In Frye v. Baptist Memorial Hospital, Inc., the United States District Court for the Sixth Circuit handed down not one, but two favorable rulings for employers in an FLSA collective action. First, in considering an automatic pay deduction policy for unpaid meal breaks in a collective action for the first time, the Court held that such a policy does not automatically, or per se, violate the FLSA. Second, a class representative plaintiff must formally opt-in to their own case to "commence" suit and stop the running of the statute of limitations.
1. The Sixth Circuit Holds that Automatic Pay Deduction Polices are Not Per Se Illegal
In Frye, the plaintiff brought a putative collective action against her hospital employer challenging its 30-minute automatic meal break deduction from pay policy claiming that it violated the FLSA’s requirement that employees be paid for all time worked. Specifically, Frye argued that employees worked during their lunch breaks and were not properly paid. The hospital’s policy on automatic deductions, however, did not ignore the possibility that employees may sometimes work during their lunch breaks and, as is common with these types of policies, the hospital had an exception procedure whereby employees were instructed to report such work so they could be paid for it. These exception procedures, however, varied significantly by department, e.g., some employees could make an exception by submitting a written notice, some could do it through verbal notice to their supervisor, etc. The point being, there was no universal policy regarding how these exceptions could be made.

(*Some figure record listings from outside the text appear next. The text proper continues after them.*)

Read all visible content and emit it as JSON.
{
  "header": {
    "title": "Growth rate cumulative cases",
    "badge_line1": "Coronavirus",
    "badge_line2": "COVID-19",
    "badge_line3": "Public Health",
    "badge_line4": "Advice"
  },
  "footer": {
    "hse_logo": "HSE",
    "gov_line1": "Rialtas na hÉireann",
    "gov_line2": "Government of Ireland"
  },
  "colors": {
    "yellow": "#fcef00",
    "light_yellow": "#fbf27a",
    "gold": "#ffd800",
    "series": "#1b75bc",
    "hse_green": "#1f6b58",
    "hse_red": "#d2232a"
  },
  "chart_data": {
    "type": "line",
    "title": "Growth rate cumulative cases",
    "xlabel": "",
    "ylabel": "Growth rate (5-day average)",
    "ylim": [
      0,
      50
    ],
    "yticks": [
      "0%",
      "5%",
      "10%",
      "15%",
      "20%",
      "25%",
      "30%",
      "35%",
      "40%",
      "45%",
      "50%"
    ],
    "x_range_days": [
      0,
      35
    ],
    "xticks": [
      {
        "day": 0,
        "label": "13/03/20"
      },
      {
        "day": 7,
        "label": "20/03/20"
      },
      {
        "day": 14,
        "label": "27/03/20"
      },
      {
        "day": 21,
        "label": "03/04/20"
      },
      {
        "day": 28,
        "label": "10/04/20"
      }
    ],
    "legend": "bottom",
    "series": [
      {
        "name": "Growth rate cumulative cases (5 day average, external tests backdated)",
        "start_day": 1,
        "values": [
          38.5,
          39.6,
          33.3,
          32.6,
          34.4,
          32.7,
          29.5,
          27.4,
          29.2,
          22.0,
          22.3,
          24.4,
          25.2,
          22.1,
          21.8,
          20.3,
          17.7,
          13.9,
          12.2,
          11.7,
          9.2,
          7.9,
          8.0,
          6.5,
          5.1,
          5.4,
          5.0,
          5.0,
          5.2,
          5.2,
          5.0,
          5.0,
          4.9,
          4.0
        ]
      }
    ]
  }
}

The district court granted conditional certification of the class at the initial notice stage, but decertified the class after discovery. The district court determined that the plaintiff had failed to demonstrate that the employer applied a uniform policy, or that the over 400 would-be class members (made up of workers in various departments and positions) were similarly situated. While the plaintiff relied heavily on the automatic deduction policy itself to link the putative class members, the district court disagreed. More important, it noted that automatic deduction policies are lawful under the FLSA. So, to recover, the plaintiff had to show that the employer implemented its policy in such a way as to violate the FLSA.
The Sixth Circuit agreed and, in addition to holding that automatic break deduction policies are not per se unlawful under the FLSA, also found that the class was properly decertified because there was insufficient evidence of a common injury among class plaintiffs as a result of the automatic deduction policy.
2. The Sixth Circuit Holds that a Class Representative Plaintiff Must Consent to Commence Suit and Stop the Statute of Limitations from Running
The next part of the Court’s holding addressed an unusual procedural issue under the FLSA. Interestingly, the Sixth Circuit held that the named plaintiff could not recover because he failed to file the requisite consent under 29 U.S.C. § 256(a). Section 256(a) provides that an FLSA collective action is "commenced" for statute of limitations purposes "on the date when the complaint is filed, if [the plaintiff] is specifically named as a party plaintiff in the complaint and his written consent to become a party plaintiff is filed on such dates in the court in which the action is brought."
The Court found that the statute’s language was clear, and the statute of limitations continued to run because the named plaintiff had not opted into the suit. The court went on to hold that the statute’s consent filing requirement could not be satisfied by the fact that the plaintiff hired an attorney to litigate the collective action, filed a complaint as the lead class plaintiff, or even appeared for a deposition in the case. As a result, the Court held that the statute of limitations had continued to run, and that plaintiff’s claims were time barred.
It is not often that employers get a favorable holding in an FLSA case, let alone two. So, Frye is a welcome decision for employers facing FLSA collective actions, especially employers who have automatic meal break deduction policies. While Frye certainly does not change the FLSA game — plaintiffs still have the upper hand — it gives employers two more arrows in their quiver. So remember:
- Take steps to ensure that your employees understand your policies for reversing automatic deductions, if that is your policy. When an employer can show its employees understand its policies for reversing automatic meal break deductions, it can better argue that the case is not suitable for class resolution because it requires too many individual determinations of fact and helps draw a sharp divide among the employees to defeat the "similarity" requirement.
- If you do get stuck in an FLSA collective action, see if the named plaintiff has filed a consent. If the plaintiff has not, then he has not yet "commenced" suit and may end up with statute of limitations problems.